Seketika wajah Syakila memerah karena malu.

Ternyata selama ini bos-nya diam-diam mengikuti kegiatan barunya.

"Hehehe, saya cuma iseng aja, Bu. Daripada gak ngapa-ngapain," terang Syakila kikuk.

"Udah ada endorse masuk belum?"

"Endorse apaan, Bu? Orang cuma live begituan siapa yang mau pake."

"Ya udah. Kalau gitu, Ibu orang pertama yang akan pake jasa kamu. Mulai malam nanti, kamu live baju-baju dagangan Ibu, ya."

Mata Syakila sedikit terbelalak. Bukan ia tak mau membantu bosnya itu, tetapi ia takut baju-baju yang ia pasarkan di platform itu tidak laku.

Intinya ia takut gagal!

"Tapi saya belum tahu caranya gimana, Bu. Kalau ada yang pesen bagaimana?"

Itu hanya alasan saja. Sejauh ini Syakila sudah cukup mengerti perdagangan online. Akan tetapi, ia pura-pura gaptek, agar bosnya itu berpikir ulang.

"Udah, coba aja dulu. Nanti Ibu bantu. Tenang aja, Ibu kasih persenan khusus buat gadis patah hati biar gak galau melulu."

Blush!

Syakila benar-benar hilang muka di hadapan Bu Sukoco. Padahal ia sudah berusaha keras untuk menutupi kesedihannya saat bekerja. 'Apakah wajahku terlihat menyedihkan ya?' pikir Syakila.

"Siapa yang patah hati, Bu?" Syakila berkelit. Siapa tahu Bu Sukoco hanya iseng menebak.

"Ibu sudah tahu semuanya, Sya. Wong, Ibu hadir di acara tunangannya Kamil dan Dela, kok. Ibu kenal sama mamanya Kamil," terang Bu Sukoco, sukses membuat Syakila kembali terkejut.

"Kok Ibu gak bilang apa-apa sama Syakila?" tanya wanita yang gemar memakai jilbab maroon itu pada Bu Sukoco.

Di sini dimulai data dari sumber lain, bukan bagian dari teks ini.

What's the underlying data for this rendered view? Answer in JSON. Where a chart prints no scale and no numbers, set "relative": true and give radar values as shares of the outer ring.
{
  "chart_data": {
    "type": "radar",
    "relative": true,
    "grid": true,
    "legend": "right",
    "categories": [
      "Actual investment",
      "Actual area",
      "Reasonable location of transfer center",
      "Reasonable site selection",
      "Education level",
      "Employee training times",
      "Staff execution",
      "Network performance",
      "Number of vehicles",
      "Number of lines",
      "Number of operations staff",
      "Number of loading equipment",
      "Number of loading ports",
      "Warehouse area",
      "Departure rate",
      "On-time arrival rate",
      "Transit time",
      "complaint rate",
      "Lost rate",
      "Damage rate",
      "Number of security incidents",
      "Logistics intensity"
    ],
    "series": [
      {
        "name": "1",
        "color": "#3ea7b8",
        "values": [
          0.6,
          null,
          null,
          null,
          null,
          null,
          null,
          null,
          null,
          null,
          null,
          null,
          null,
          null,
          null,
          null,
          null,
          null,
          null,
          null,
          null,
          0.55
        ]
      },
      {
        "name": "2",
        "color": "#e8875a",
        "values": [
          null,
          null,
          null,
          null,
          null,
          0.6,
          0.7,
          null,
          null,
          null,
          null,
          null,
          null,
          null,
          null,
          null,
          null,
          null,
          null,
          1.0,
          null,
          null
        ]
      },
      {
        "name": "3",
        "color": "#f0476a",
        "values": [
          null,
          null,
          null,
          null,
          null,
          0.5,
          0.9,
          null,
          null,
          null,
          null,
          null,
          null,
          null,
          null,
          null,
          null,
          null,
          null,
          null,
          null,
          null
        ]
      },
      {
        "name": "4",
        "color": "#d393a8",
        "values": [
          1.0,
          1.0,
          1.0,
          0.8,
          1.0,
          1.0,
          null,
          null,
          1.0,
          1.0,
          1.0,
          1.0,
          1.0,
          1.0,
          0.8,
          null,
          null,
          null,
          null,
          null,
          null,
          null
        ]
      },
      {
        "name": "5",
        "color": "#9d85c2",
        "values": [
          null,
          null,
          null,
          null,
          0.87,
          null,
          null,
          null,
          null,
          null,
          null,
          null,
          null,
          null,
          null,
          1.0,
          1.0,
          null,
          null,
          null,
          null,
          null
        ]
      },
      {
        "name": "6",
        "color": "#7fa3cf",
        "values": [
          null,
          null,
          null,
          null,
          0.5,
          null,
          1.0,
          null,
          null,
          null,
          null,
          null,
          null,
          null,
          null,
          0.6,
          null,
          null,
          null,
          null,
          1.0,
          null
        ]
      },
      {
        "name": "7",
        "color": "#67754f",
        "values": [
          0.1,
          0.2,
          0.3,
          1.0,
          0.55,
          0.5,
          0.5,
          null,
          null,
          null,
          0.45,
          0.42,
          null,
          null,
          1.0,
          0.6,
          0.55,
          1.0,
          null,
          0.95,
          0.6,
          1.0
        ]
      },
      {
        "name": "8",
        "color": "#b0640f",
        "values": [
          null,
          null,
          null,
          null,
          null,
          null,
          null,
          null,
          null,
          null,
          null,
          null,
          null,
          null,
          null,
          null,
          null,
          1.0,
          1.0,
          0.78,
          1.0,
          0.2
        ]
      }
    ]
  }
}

Ia sedikit heran, sebab bosnya itu tidak pernah menyinggung apa pun tentang dirinya yang pernah dipermalukan oleh keluarga mantan kekasihnya.

"Buat apa? Ibu malah seneng kamu gak sampe nikah sama si Kamil itu."

"Alasannya?"

"Dia itu mokondo. Kamu aja yang terlalu polos. Mau-maunya dikadalin sama laki-laki model begitu. Utangnya udah kamu tagih belum? Kalau ditotal udah banyak itu. Bisa buat beli HP baru."

Syakila hanya menggelengkan kepalanya.

Dia sedikit merutuki dirinya yang tak pernah memperhitungkan utang lelaki itu padanya.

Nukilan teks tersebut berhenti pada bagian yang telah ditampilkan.